Perbedaan Suasana Ramadan di Dua Kota Besar Inggris: London yang Meriah dan Birmingham yang Sepi

Perbedaan Suasana Ramadan di London dan Birmingham

Ramadan 2025 di Inggris menghadirkan kontras yang menarik antara dua kota besarnya: London dan Birmingham. Di London, ibu kota Inggris dengan populasi muslim signifikan, suasana Ramadan tahun ini terasa lebih semarak dibandingkan tahun-tahun sebelumnya. Hal ini ditandai dengan hadirnya dekorasi dan pencahayaan tematik yang menghiasi sejumlah ruas jalan utama, seperti di Coventry Street dan Piccadilly Circus. Ribuan lampu LED bertema Ramadan, sebuah inisiatif yang dimulai pada tahun 2023, kini diperluas dengan instalasi interaktif di Leicester Square dan bahkan jalur kuliner halal untuk berbuka puasa. Wali Kota London, Sadiq Khan, kembali memimpin peresmian instalasi lampu tersebut, menekankan komitmen pemerintah kota untuk menciptakan atmosfer yang lebih inklusif bagi komunitas Muslim. Eko Kurniawan, seorang warga negara Indonesia yang bekerja di London, menggambarkan suasana tersebut sebagai “sangat meriah,” mencatat kehadiran dekorasi Ramadan yang melimpah di pusat-pusat perbelanjaan. Selain dekorasi, kegiatan keagamaan juga semakin aktif, seperti terlihat dari meningkatnya partisipasi dalam acara buka bersama di Masjid Indonesian Islamic Center, yang juga membuka kesempatan donasi untuk membantu kegiatan Ramadan. Bagi Eko, berbuka puasa dengan hidangan Indonesia di masjid menjadi cara untuk meredakan kerinduan akan kampung halaman.

Kontras di Birmingham

Berbeda dengan London, suasana Ramadan di Birmingham, kota dengan populasi Muslim terbesar kedua di Inggris, terasa lebih sepi. Zakiyatul Mufidah, seorang mahasiswa asal Indonesia di University of Birmingham, merasakan perbedaan yang signifikan dibandingkan dengan Ramadan di Indonesia. Ia menggambarkan suasana Ramadan di Birmingham sebagai “tidak ada bedanya dengan hari-hari biasa,” tanpa adanya dekorasi dan pencahayaan khas Ramadan di pusat kota. Nuansa Ramadan baru terasa ketika memasuki pusat perbelanjaan yang menyediakan barang-barang bertema Ramadan. Zakiyatul menambahkan bahwa ia dan komunitasnya harus secara mandiri menciptakan suasana Ramadan yang meriah, sebuah kontras dengan kemeriahan yang sudah terbangun di Indonesia. Kesulitan lain yang dihadapi adalah keterbatasan akses terhadap tradisi seperti ngabuburit dan ketersediaan makanan khas Indonesia. Kesibukan kuliah dan perbedaan budaya mengharuskan adaptasi terhadap pilihan makanan yang lebih praktis, seperti makanan instan atau salad siap saji, untuk sahur dan berbuka puasa.

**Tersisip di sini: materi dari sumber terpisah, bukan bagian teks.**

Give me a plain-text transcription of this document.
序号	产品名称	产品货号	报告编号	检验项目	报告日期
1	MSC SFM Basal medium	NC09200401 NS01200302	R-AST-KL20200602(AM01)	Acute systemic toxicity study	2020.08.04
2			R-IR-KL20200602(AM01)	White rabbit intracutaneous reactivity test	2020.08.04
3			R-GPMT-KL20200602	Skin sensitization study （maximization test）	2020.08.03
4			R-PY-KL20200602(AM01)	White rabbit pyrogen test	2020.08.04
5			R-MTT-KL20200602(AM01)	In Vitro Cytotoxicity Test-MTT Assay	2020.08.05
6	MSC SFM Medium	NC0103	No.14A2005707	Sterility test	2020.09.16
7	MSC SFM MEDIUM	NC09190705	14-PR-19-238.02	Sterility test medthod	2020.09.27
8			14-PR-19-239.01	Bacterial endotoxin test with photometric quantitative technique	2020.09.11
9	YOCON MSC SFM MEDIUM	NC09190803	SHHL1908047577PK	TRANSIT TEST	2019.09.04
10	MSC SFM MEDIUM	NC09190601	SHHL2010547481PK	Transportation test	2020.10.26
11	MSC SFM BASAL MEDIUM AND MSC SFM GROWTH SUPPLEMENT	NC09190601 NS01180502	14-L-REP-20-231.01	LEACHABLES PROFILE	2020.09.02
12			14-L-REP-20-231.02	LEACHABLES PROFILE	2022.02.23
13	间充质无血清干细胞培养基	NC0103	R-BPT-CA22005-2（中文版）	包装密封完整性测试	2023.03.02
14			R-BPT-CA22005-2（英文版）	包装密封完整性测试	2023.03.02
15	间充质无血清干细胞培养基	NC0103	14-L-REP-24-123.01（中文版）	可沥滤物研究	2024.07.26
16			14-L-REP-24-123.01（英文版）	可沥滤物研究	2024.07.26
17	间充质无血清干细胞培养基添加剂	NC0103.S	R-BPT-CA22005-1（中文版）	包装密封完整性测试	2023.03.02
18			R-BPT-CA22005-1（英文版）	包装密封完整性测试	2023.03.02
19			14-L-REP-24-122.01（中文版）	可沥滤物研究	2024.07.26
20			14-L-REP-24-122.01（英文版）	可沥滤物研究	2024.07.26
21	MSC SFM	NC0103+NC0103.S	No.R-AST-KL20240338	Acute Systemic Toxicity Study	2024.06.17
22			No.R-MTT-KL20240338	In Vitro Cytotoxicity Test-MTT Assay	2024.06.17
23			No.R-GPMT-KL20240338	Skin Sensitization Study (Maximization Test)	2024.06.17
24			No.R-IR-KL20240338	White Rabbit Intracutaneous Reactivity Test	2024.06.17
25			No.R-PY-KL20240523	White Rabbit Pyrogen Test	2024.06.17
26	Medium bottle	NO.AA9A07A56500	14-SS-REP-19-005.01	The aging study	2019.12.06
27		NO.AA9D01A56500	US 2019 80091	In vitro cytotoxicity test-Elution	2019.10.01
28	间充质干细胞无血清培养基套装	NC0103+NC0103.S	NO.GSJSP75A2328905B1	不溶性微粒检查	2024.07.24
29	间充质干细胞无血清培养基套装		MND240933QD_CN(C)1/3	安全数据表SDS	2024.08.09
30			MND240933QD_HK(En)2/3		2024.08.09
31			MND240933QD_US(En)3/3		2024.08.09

Meskipun terdapat perbedaan suasana yang signifikan antara London dan Birmingham, komunitas Muslim Indonesia di kedua kota tetap berupaya menjaga semangat kebersamaan dan kehangatan Ramadan di tanah rantau.

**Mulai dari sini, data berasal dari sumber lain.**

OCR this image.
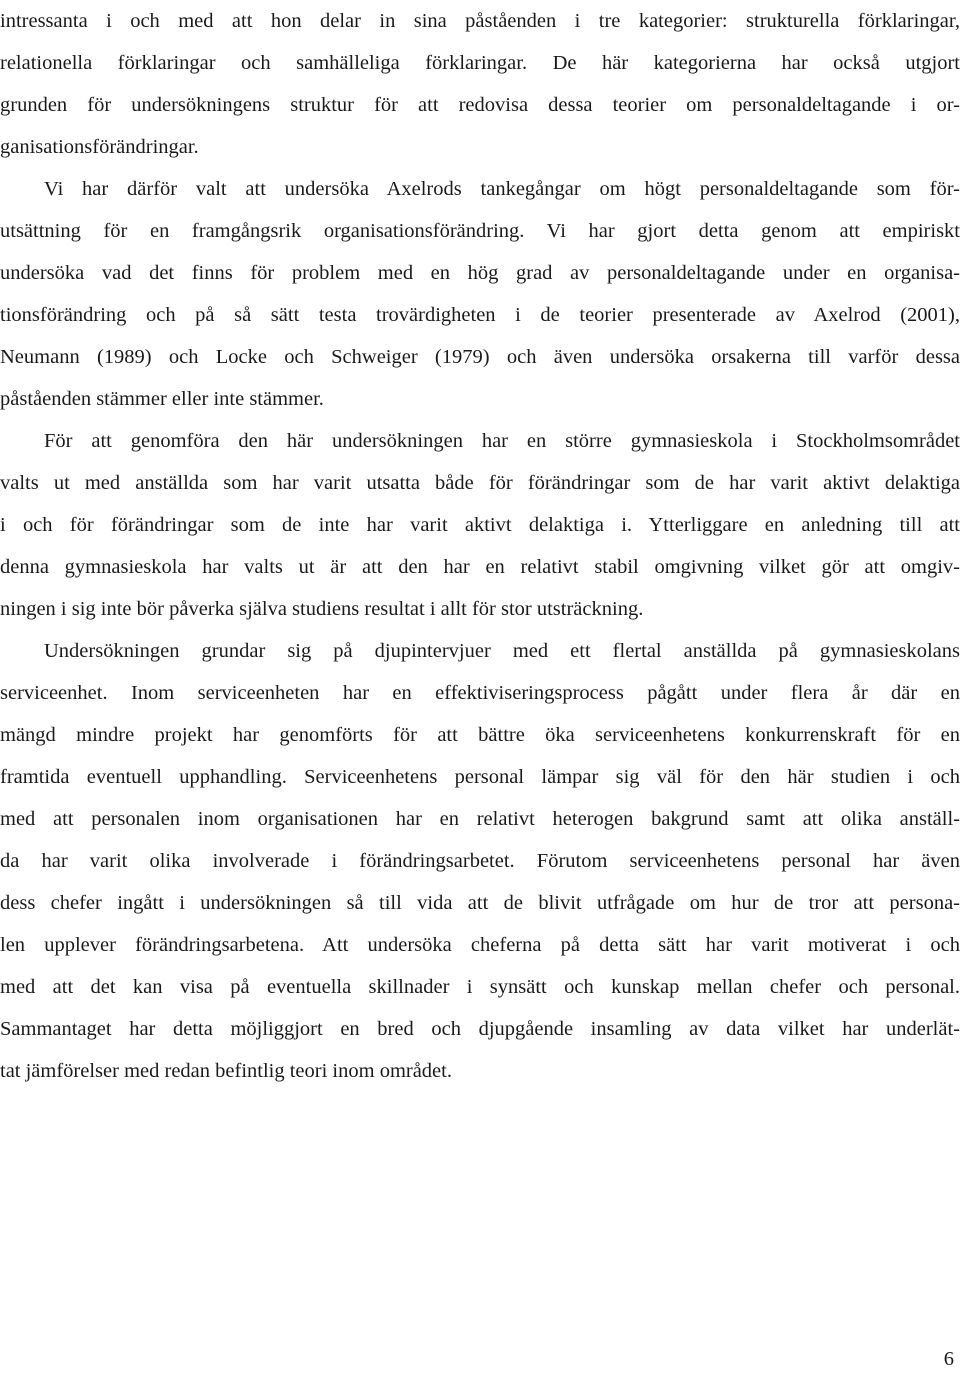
intressanta i och med att hon delar in sina påståenden i tre kategorier: strukturella förklaringar,
relationella förklaringar och samhälleliga förklaringar. De här kategorierna har också utgjort
grunden för undersökningens struktur för att redovisa dessa teorier om personaldeltagande i or-
ganisationsförändringar.
Vi har därför valt att undersöka Axelrods tankegångar om högt personaldeltagande som för-
utsättning för en framgångsrik organisationsförändring. Vi har gjort detta genom att empiriskt
undersöka vad det finns för problem med en hög grad av personaldeltagande under en organisa-
tionsförändring och på så sätt testa trovärdigheten i de teorier presenterade av Axelrod (2001),
Neumann (1989) och Locke och Schweiger (1979) och även undersöka orsakerna till varför dessa
påståenden stämmer eller inte stämmer.
För att genomföra den här undersökningen har en större gymnasieskola i Stockholmsområdet
valts ut med anställda som har varit utsatta både för förändringar som de har varit aktivt delaktiga
i och för förändringar som de inte har varit aktivt delaktiga i. Ytterliggare en anledning till att
denna gymnasieskola har valts ut är att den har en relativt stabil omgivning vilket gör att omgiv-
ningen i sig inte bör påverka själva studiens resultat i allt för stor utsträckning.
Undersökningen grundar sig på djupintervjuer med ett flertal anställda på gymnasieskolans
serviceenhet. Inom serviceenheten har en effektiviseringsprocess pågått under flera år där en
mängd mindre projekt har genomförts för att bättre öka serviceenhetens konkurrenskraft för en
framtida eventuell upphandling. Serviceenhetens personal lämpar sig väl för den här studien i och
med att personalen inom organisationen har en relativt heterogen bakgrund samt att olika anställ-
da har varit olika involverade i förändringsarbetet. Förutom serviceenhetens personal har även
dess chefer ingått i undersökningen så till vida att de blivit utfrågade om hur de tror att persona-
len upplever förändringsarbetena. Att undersöka cheferna på detta sätt har varit motiverat i och
med att det kan visa på eventuella skillnader i synsätt och kunskap mellan chefer och personal.
Sammantaget har detta möjliggjort en bred och djupgående insamling av data vilket har underlät-
tat jämförelser med redan befintlig teori inom området.
6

Perbedaan ini menimbulkan beberapa pertanyaan penting:

  • Apa faktor-faktor yang menyebabkan perbedaan signifikan dalam perayaan Ramadan antara London dan Birmingham?
  • Bagaimana peran pemerintah daerah dalam mendukung dan memfasilitasi perayaan Ramadan di masing-masing kota?
  • Apa tantangan dan adaptasi yang dihadapi oleh komunitas Muslim Indonesia dalam merayakan Ramadan di Inggris?
  • Seberapa besar pengaruh budaya lokal terhadap perayaan Ramadan di kalangan komunitas Muslim Indonesia di Inggris?
  • Bagaimana peran komunitas dalam menciptakan suasana Ramadan yang hangat dan bermakna di tengah perbedaan suasana kota?